From March 2009 to November 2014, consecutive symptomatic HV-type BCS patients were treated by percutaneous recanalization in our centers. These patients underwent main HV (MHV) or accessory HV (AHV) recanalization. Data on patient characteristics, technical success, clinical success, long-term patency, and survival were collected and analyzed.
During the enrolled periods, a total of 143 symptomatic HV-type BCS patients were treated by percutaneous recanalization in our centers. Technical success was achieved in 140 of 143 patients. One hundred eleven patients underwent MHV recanalization, and 29 underwent AHV recanalization. Clinical success was achieved in 136 of 140 patients. The mean MHV/AHV pressure decreased from 33.5 ± 4.1 mmHg before treatment to 12.5 ± 3.1 mmHg after treatment (p = 0.000). The 136 patients were followed for 7–75 months (mean 33.9 ± 15.3 months). Twenty-eight patients experienced re-obstruction of MHV (n = 24) or AHV (n = 4) at 3 to 36 months (mean 18.0 ± 11.5 months) after treatment. The cumulative 1-, 3-, and 6-year primary patency rates were 91.1, 77.4, and 74.0 %, respectively. The cumulative 1-, 3-, and 6-year secondary patency rates were 97.0, 92.4, and 88.8 %, respectively. The cumulative 1-, 3-, and 6-year survival rates were 97.7, 92.2, and 90.0 %, respectively.
Percutaneous recanalization can provide good long-term patency and survival in HV-type BCS patients.
KeywordsHepatic vein Budd-Chiari syndrome Percutaneous recanalization Long-term outcomes
Compliance with ethical standards
Conflicts of interest
Yan-Feng Cui, Yu-Fei Fu, De-Chun Li, and Hao Xu declare that they have no conflict of interest.
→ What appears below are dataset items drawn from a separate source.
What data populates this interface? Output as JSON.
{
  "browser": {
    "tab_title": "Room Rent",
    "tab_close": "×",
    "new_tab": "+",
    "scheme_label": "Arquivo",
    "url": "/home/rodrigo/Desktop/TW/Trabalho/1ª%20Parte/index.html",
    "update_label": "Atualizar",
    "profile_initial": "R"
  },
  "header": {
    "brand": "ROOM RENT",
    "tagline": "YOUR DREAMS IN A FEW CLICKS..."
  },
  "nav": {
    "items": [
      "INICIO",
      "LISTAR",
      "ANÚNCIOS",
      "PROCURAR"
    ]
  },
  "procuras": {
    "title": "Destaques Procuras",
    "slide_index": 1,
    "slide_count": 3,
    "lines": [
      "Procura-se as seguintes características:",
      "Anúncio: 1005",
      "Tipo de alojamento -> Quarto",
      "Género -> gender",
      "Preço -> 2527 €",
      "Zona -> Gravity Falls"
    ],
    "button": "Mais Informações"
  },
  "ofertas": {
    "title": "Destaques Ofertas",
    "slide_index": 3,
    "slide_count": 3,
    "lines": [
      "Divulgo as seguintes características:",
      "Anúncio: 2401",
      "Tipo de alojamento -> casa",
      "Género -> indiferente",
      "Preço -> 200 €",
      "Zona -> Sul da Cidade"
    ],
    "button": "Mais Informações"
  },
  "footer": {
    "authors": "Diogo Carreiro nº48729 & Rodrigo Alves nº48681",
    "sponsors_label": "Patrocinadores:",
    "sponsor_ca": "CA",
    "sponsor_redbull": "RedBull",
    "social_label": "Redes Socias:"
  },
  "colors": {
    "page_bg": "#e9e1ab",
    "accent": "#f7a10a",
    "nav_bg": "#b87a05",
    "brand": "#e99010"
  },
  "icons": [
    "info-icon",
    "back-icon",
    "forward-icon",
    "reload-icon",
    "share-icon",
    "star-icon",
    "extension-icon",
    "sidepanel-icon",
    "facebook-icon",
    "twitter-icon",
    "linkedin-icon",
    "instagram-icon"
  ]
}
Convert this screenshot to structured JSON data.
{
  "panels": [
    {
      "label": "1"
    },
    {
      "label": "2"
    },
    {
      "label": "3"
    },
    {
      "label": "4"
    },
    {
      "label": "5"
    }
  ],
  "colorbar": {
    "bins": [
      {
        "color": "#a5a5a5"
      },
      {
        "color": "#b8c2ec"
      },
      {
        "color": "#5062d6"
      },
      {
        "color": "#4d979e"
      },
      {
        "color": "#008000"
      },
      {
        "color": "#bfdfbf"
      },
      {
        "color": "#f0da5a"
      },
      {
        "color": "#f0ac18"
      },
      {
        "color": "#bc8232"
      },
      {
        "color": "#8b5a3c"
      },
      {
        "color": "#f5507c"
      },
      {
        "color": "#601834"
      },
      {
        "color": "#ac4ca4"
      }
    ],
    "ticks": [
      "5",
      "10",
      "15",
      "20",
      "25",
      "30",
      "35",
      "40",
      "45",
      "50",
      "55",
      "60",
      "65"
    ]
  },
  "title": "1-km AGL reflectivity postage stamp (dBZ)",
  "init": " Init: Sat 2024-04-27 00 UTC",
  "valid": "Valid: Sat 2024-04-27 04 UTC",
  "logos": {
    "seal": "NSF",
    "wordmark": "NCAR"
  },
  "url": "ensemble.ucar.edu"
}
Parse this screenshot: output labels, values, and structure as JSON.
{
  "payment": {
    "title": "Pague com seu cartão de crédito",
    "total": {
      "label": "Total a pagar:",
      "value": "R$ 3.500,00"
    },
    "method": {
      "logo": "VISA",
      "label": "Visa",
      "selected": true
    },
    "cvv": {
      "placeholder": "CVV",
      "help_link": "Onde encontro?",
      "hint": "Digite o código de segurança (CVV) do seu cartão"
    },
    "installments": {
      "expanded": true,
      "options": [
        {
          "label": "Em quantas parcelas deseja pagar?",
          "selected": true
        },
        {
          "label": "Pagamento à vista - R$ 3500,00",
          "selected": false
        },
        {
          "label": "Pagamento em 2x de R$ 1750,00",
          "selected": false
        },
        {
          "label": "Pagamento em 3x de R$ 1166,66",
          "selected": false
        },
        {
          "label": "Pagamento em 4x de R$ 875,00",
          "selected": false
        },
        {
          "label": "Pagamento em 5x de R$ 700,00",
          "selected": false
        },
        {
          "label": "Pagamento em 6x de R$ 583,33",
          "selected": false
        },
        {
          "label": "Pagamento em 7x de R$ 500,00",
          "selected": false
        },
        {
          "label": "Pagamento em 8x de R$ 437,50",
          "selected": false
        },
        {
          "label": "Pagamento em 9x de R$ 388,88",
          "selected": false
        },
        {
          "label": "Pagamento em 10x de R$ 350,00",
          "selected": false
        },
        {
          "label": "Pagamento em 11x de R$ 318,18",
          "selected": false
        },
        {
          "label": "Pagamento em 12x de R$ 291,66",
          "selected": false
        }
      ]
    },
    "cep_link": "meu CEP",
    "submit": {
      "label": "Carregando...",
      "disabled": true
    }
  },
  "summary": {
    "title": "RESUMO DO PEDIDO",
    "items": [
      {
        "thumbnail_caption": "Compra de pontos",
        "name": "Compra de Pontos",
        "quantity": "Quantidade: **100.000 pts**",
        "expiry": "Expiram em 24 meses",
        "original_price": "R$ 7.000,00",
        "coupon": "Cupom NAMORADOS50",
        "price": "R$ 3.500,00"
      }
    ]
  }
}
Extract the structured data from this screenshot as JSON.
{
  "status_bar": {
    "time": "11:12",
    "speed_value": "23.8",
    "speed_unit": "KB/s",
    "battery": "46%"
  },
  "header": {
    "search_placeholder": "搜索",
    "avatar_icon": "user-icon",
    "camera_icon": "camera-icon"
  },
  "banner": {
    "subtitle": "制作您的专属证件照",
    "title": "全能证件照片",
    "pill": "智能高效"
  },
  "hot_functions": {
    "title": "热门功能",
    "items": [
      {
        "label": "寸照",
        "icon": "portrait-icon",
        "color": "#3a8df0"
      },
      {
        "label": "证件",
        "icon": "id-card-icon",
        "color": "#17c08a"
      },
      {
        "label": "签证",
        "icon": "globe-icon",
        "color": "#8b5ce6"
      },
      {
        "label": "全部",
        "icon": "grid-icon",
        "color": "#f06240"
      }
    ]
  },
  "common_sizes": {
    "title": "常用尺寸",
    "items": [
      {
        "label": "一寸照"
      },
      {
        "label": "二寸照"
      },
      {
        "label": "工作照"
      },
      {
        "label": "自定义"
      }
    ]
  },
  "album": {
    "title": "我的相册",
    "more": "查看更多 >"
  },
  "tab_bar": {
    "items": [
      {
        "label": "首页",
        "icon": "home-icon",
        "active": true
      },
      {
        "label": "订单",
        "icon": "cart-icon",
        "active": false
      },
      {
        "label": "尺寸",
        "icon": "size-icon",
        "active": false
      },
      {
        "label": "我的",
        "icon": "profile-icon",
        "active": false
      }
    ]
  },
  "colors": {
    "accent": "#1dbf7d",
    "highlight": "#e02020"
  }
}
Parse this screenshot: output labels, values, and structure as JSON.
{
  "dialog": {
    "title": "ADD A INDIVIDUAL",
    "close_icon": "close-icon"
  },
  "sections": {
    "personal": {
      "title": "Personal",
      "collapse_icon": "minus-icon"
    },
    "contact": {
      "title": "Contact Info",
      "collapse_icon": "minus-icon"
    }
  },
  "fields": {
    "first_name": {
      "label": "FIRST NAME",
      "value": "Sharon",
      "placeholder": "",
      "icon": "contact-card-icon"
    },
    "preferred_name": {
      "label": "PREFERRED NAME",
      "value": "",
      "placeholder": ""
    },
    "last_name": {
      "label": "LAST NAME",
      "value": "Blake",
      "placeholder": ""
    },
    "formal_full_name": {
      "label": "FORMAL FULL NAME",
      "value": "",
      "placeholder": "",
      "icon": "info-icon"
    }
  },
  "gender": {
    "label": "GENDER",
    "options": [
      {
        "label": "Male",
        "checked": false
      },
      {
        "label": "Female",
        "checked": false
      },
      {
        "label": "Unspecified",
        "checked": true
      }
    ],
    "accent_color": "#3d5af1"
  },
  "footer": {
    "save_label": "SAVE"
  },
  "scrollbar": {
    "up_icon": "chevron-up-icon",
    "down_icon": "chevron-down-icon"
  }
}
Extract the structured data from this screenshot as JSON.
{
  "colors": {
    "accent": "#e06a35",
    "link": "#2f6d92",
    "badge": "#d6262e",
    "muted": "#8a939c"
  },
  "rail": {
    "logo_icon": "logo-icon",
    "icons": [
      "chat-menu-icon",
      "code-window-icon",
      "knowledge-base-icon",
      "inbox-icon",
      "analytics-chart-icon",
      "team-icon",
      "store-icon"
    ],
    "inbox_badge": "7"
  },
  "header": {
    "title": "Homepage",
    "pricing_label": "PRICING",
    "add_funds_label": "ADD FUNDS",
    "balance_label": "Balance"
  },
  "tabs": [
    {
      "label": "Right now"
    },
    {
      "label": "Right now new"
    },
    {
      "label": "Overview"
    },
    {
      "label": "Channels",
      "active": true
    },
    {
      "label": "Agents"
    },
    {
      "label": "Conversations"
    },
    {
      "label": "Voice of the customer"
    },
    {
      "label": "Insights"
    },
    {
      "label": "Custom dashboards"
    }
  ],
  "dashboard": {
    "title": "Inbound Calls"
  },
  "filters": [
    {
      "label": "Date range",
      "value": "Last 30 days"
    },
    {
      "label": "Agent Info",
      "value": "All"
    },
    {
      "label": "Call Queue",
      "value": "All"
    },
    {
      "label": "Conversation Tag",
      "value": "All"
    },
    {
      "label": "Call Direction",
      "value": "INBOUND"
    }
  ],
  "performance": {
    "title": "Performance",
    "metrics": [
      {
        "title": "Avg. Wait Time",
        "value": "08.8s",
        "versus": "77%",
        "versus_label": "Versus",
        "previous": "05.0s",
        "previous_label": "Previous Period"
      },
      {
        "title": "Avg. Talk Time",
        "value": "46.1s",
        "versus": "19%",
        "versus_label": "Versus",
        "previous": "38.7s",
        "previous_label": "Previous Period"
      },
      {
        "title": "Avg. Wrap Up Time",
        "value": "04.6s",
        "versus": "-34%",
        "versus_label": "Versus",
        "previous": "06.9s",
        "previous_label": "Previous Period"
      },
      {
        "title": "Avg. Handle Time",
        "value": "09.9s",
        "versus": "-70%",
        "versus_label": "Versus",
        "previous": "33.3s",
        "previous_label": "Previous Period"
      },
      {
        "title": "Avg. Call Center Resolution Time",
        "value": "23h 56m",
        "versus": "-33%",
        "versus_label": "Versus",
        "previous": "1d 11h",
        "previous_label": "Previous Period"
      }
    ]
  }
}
All procedures performed in studies involving human participants were in accordance with the ethical standards of the institutional and national research committee and with the 1964 Helsinki Declaration and its later amendments or comparable ethical standards. For this type of study formal consent is not required. This article does not contain any studies with animals performed by any of the authors. This was a retrospective study approved by our Institutional Review Board. Each patient received the details about percutaneous recanalization and provided written informed consent for percutaneous recanalization before treatment.
Informed consent was obtained from all individual participants included in the study.